More and more retirees are finding that they are in lower tax brackets, not just because they are no longer working but also because the actual tax rates are lower than they were before. Once those tax rates expire or are changed by Congress, many will find their tax bill increasing.

 Let me give you an example based on the brackets that I most often see. Let’s use Bob and Mary Smith. Bob and Mary Smith have a pre-tax household income of $150,000. The first $24,400, they pay Federal Income Tax of Zero because of their standard deductions. The next $19,***, they pay 10%, which is the same before and after the tax change. The next $59,***, they pay 12%, which was 15% before the TCJA, and the last $4*,***, they pay 22%, which was 25%. This couple, under the TCJA, could increase their household income all the way up to $326,000 and still only pay 24% on income dollar $326,001. Yet, once the TCJA expires or is changed, their income could come down by $222,000, and still their next dollar would be taxed by more—25% instead of 24%.

What if we could lock in today’s tax rates on some portion of your pre-tax savings? What if you feel that your current 12%, 22%, or 24% tax rate is actually a good deal? How do we lock in today’s rate? You can do that through a Roth Conversion. By converting some portion of your pre-tax dollars to a Roth, you pay the income tax now at today’s rates. Then, assuming you satisfy a waiting period of 5 years and do not take withdrawals before age 59 ½, then all of the growth and all of the withdrawals will be income tax-free.

Some might say, “I don’t want to pay tax now when I can put it off for the future.” For too many people, the goal of the pre-tax account seems to be to put off paying the taxes as long as possible. What if we approach it less from trying to forecast when the lowest possible tax is going to be. What if, instead, we gauge the success as being able to pay a lower percentage of tax when we take it out (or Roth-Convert it), than we would have paid when we put it in? What if you were working and had a marginal income tax of 28% and now have a marginal income tax of 22%. Is paying 22% better than paying 28%? Of course, you would rather pay the lower amount. 

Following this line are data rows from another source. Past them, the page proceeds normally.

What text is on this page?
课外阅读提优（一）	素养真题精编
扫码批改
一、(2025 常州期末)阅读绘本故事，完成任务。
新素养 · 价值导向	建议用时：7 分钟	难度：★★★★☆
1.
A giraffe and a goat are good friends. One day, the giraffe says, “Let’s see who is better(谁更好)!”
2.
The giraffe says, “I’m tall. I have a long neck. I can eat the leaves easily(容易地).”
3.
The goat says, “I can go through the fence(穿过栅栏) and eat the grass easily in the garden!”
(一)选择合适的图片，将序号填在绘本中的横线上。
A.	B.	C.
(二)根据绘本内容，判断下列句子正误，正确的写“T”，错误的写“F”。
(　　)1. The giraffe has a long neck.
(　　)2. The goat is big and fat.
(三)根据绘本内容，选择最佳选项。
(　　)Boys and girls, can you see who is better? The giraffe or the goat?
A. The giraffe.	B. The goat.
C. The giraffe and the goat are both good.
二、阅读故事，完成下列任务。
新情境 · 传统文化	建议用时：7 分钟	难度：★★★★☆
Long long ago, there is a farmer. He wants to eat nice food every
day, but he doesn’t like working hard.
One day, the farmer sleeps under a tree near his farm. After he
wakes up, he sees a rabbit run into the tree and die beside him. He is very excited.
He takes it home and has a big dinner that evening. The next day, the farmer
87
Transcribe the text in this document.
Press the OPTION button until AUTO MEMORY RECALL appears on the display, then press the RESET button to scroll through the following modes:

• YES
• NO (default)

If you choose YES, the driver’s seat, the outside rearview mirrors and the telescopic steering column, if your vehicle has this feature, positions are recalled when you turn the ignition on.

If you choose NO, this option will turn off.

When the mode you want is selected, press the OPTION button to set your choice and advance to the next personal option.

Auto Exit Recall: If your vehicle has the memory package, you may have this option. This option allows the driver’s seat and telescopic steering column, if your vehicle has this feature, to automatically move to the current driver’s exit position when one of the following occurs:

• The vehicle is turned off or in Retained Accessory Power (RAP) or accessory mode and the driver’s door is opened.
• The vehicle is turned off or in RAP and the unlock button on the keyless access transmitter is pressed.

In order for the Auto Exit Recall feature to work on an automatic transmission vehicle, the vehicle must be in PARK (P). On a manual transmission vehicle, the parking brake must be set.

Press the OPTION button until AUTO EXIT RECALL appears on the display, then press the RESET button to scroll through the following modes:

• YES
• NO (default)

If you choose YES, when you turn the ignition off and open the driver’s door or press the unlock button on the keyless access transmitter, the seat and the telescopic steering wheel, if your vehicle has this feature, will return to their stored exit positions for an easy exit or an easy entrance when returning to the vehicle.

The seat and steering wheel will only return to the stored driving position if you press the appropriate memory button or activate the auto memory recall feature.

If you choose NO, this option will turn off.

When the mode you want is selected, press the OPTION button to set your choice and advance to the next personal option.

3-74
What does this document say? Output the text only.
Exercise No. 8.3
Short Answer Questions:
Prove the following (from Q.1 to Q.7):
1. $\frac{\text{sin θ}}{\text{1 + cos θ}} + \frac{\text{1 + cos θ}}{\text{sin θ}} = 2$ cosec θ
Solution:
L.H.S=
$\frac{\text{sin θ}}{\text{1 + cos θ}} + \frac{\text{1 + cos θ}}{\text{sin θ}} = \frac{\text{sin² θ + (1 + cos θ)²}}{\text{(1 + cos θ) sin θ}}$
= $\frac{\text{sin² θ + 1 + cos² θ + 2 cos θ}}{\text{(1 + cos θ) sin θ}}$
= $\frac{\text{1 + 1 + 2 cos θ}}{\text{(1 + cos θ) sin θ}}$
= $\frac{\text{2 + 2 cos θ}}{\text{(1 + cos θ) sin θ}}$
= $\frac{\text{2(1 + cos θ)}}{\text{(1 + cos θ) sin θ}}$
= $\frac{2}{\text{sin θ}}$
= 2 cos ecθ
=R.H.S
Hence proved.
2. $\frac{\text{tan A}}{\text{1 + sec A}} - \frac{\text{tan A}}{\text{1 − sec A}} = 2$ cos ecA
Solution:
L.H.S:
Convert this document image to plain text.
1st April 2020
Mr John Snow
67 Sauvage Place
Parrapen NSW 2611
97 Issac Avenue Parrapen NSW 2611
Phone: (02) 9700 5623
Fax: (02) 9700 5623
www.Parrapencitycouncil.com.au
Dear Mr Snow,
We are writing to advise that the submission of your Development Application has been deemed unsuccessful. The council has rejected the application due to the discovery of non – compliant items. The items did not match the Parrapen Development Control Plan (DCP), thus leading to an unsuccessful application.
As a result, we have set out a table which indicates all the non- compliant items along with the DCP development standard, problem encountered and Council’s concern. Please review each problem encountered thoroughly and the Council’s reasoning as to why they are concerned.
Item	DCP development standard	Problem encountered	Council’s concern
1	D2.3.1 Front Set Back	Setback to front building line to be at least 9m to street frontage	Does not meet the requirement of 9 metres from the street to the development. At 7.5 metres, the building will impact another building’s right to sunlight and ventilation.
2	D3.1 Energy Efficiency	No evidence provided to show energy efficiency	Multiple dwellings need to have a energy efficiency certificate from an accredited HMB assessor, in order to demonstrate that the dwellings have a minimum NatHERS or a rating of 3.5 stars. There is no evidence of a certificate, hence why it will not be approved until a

Here is what I am suggesting: let’s spend less effort trying to figure out what taxes will be in the future. As we watch the U.S. Debt increase year after year, it is not hard to guess which direction taxes are likely to go. From another angle, if you tried to name five politicians who are pushing for lower taxes, could you do it?

But let’s not even assume all of that for now. Let’s spend more effort determining whether your marginal tax rate is lower today than it would have been when you contributed.

If the stock market is higher today than it was last year, does that mean that you should not invest in it? To the contrary, we see that the long-term trend of the market is up. So why worry so much about whether taxes are or are not the lowest they can possibly be? If your tax rate is lower than it has been before or it is lower than you think it might be in the future, this may be the time to do some proactive tax planning.